# Grizzly G1023RLX 10" 3HP saw with extended table



## LittleBlackDuck (Feb 26, 2016)

Hey *HP*, did you stick a photo of the saw up on your wall…?

How about a few happy snaps of it contently snuggling up to you in your workshop.


----------



## TechTeacher04 (Mar 17, 2014)

I recently bought the same saw, I wanted a full 3 HP saw and better dust collection than my G0715P offered. I am having a hard time getting everything level and the missing hardware has slowed the process considerable. I agree about the quality vs price.


----------



## ssnvet (Jan 10, 2012)

re. the fence.

My old Beisemyer weighs a ton, due to using quite heavy gage steel extrusions.

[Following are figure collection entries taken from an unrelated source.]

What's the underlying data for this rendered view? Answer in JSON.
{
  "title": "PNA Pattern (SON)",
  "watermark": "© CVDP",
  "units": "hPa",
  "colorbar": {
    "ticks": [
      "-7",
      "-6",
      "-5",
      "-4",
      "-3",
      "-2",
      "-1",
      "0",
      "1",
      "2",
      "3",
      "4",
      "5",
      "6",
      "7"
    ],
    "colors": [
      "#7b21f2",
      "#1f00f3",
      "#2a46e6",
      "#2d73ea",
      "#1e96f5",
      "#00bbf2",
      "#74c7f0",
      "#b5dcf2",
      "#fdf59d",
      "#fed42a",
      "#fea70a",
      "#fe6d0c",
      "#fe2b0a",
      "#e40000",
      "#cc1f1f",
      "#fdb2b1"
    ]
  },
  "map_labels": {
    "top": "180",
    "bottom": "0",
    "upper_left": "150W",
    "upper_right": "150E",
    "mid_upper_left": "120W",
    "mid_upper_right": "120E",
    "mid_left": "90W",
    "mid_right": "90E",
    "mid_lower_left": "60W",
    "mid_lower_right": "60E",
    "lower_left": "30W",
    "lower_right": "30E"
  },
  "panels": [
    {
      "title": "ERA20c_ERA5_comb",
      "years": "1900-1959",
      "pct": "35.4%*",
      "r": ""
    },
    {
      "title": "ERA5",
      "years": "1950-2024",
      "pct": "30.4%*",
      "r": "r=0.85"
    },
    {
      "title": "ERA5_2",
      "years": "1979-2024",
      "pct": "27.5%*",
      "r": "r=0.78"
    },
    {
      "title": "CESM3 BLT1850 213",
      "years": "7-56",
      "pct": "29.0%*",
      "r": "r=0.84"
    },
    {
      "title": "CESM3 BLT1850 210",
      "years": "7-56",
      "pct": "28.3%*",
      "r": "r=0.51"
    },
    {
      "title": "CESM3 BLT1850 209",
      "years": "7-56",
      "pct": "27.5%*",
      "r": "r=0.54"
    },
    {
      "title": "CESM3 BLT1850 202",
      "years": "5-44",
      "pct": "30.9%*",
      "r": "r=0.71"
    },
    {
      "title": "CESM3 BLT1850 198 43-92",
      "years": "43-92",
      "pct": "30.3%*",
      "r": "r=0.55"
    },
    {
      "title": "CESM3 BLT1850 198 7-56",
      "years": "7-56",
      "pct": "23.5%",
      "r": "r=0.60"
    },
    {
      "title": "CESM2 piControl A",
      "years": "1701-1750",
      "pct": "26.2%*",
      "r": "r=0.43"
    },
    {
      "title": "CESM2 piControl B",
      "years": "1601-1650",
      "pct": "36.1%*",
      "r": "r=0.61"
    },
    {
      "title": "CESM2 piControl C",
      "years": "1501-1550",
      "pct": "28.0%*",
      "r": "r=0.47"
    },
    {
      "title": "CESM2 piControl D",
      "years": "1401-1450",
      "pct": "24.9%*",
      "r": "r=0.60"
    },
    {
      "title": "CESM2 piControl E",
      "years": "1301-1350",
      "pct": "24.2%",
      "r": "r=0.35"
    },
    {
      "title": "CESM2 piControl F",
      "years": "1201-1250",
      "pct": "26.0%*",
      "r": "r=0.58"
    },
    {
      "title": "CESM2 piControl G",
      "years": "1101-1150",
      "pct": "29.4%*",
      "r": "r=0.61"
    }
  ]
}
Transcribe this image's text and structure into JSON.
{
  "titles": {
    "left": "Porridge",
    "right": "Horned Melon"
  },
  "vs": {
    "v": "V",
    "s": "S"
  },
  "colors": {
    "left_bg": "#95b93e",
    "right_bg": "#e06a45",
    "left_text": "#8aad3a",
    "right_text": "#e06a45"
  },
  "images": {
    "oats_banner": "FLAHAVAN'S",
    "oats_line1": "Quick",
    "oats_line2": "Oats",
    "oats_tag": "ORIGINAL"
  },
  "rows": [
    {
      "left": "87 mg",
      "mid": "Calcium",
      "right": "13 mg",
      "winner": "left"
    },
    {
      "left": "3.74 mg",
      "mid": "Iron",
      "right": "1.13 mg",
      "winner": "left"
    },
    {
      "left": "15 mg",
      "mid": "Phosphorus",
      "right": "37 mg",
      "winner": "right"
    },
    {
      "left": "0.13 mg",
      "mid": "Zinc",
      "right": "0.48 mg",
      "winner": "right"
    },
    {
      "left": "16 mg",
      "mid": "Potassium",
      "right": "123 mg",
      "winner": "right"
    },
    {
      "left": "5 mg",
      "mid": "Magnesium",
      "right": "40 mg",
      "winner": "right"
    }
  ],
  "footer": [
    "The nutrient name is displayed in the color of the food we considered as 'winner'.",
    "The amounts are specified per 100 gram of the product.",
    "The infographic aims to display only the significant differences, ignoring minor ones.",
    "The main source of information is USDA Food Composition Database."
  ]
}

Compare the weight of the Shop Fox to the Beis and I'll bet you a nickel there's quite the difference.


----------



## bp2878 (Jan 5, 2019)

> re. the fence.
> 
> My old Beisemyer weighs a ton, due to using quite heavy gage steel extrusions.
> 
> ...


Yes, big difference in weight. The shop fox one isn't light, but it is much light than the beisemeyer. Once I finish the dresser I'm currently building, I think I'm going to take a day and strip and paint my biesemeyer and throw it on the new saw. Then again I probably won't, too much other stuff to build. good thought though.


----------



## bp2878 (Jan 5, 2019)

What are you having trouble leveling? I read about some having issues with the left wing not being perfectly flat, but mine was fine.


> I recently bought the same saw, I wanted a full 3 HP saw and better dust collection than my G0715P offered. I am having a hard time getting everything level and the missing hardware has slowed the process considerable. I agree about the quality vs price.
> 
> - TechTeacher04


----------



## jonah (May 15, 2009)

Disappointing that they've replaced the right wing with more melamine extension table. Those extensions are always crap, even from the big boys.


----------



## TechTeacher04 (Mar 17, 2014)

Update, I have been able to get everything level. The problem was the L iron on the front of the saw that the square tube for the fence mounts too. Made my first cuts yesterday. So far so good.


----------



## OzarkJim (8 mo ago)

We have two of the same saw bought without the extensions in our shop. Instead of adding the Grizzly extensions we went with Vega fence systems and have added Wixey DRO systems. VERY HAPPY with our saws! Since the Vega has a microadjustment and the Wixey reads down to the 1/1000 (not that you need to be that accurate) this combination more or less does the same as an Incra (not knockng the Incra at all).

In particular, the Wixey digital readout was a great improvement taking the guesswork out of reading the red line (which was really bad with the Shop Fox to far from the tape). We have Wixey on our planer and the depth gauge for router table.

Have an Incra fence on one of our Router tables. It is a great fence but they are extremely slow (as in up to 4 months) on shipping. We will be adding another Incra to our other Router table but the Vega/Wixey combination is good enough I think for our Table Saws as we cannot use the combination (with router) on them (clearance issue to right side of tablesaw).


----------